Independent senator Nick Xenophon has joined the Greens to request the review, following claime earlier in the week from Bob Brown that 83 per cent of Australian mines are foreign-owned.
The latest incident to concern the politicians was the purchase of large tracts of farmland in northern New South Wales by Chinese state-owned miner Shenhua.
The sale was approved by the Foreign Investment Board (FIB).
Independent MP Tony Windsor said he wants to protect “sensitive lands” from mining, while Nationals Senator Barnaby Joyce said he is concerned the FIRB agrees to too many deals.
"We want a Foreign Investment Review Board that actually has a greater effect," he told the ABC.
Joyce said he is concerned by the recent explosion of overseas companies investing in Australian farmland.
"Prime agricultural land is irreplaceable. It would make more sense if there was a coal mine under the Sydney Harbour Bridge or the Sydney Opera House," he said.
"To dig them up and mine coal there because we can always build another opera house or build another harbour bridge if we really needed to.
"But once prime agricultural land is gone that’s it, you can’t get it back.
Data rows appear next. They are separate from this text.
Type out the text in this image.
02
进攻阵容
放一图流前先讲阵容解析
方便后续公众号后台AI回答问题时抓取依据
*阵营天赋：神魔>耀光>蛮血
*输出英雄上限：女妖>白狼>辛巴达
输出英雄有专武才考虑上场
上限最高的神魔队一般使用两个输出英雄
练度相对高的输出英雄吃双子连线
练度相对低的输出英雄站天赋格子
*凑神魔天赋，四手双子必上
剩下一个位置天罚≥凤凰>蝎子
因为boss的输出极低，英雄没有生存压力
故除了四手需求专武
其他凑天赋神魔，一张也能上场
God hasn’t been here for the last few weeks, so once it’s gone it’s gone forever.
"And in Australia we have some of the best in the world – not much of it, only a small amount of it, but we have some of the best in the world and that should always [be] quarantined from any event which would destroy its nature."
Opposition Leader Tony Abbott said he understands the concern about the scale of the foreign purchases of agricultural land and agri-businesses and his party is examining Foreign Investment Review Board thresholds.
Currently, the FIRB examines any investments involving foreign governments over $231 billion.
The government has requested solid data on the amount of foreign investment in rural land from the Bureau of Agricultural and Resource Economics and the Bureau of Statistics.
It wants the information by October so it can determine if there is an issue that needs to be dealt with.
A spokesman for assistant treasurer Bill Shorten told the ABC food security is an element of the boards responsibility and the Government is aware of its increasing importance.
Windsor said a balance needs to be struck between different uses for agricultural land.
"Well I’m not as concerned about Australia’s food security as some people are," he said.
"I think if landowners have the right to reduce food fibre or energy or trees, at the moment I don’t think we’re going to go down a sort of a socialist path where we actually dictate what people actually do on their privately owned land.
"Because I think it’s important that that land, particularly the sensitive lands that I call them – the Liverpool plains, the Darling Downs of this world – that they actually are in a form to produce food or anything else for centuries to come and that they aren’t tampered with through some of the extractive activities that could upset not just the flood plains but also the massive groundwater systems that are under some of this country.
"The foreign investment stuff [is] another issue. I have some news on that but it’s not related to this particular issue."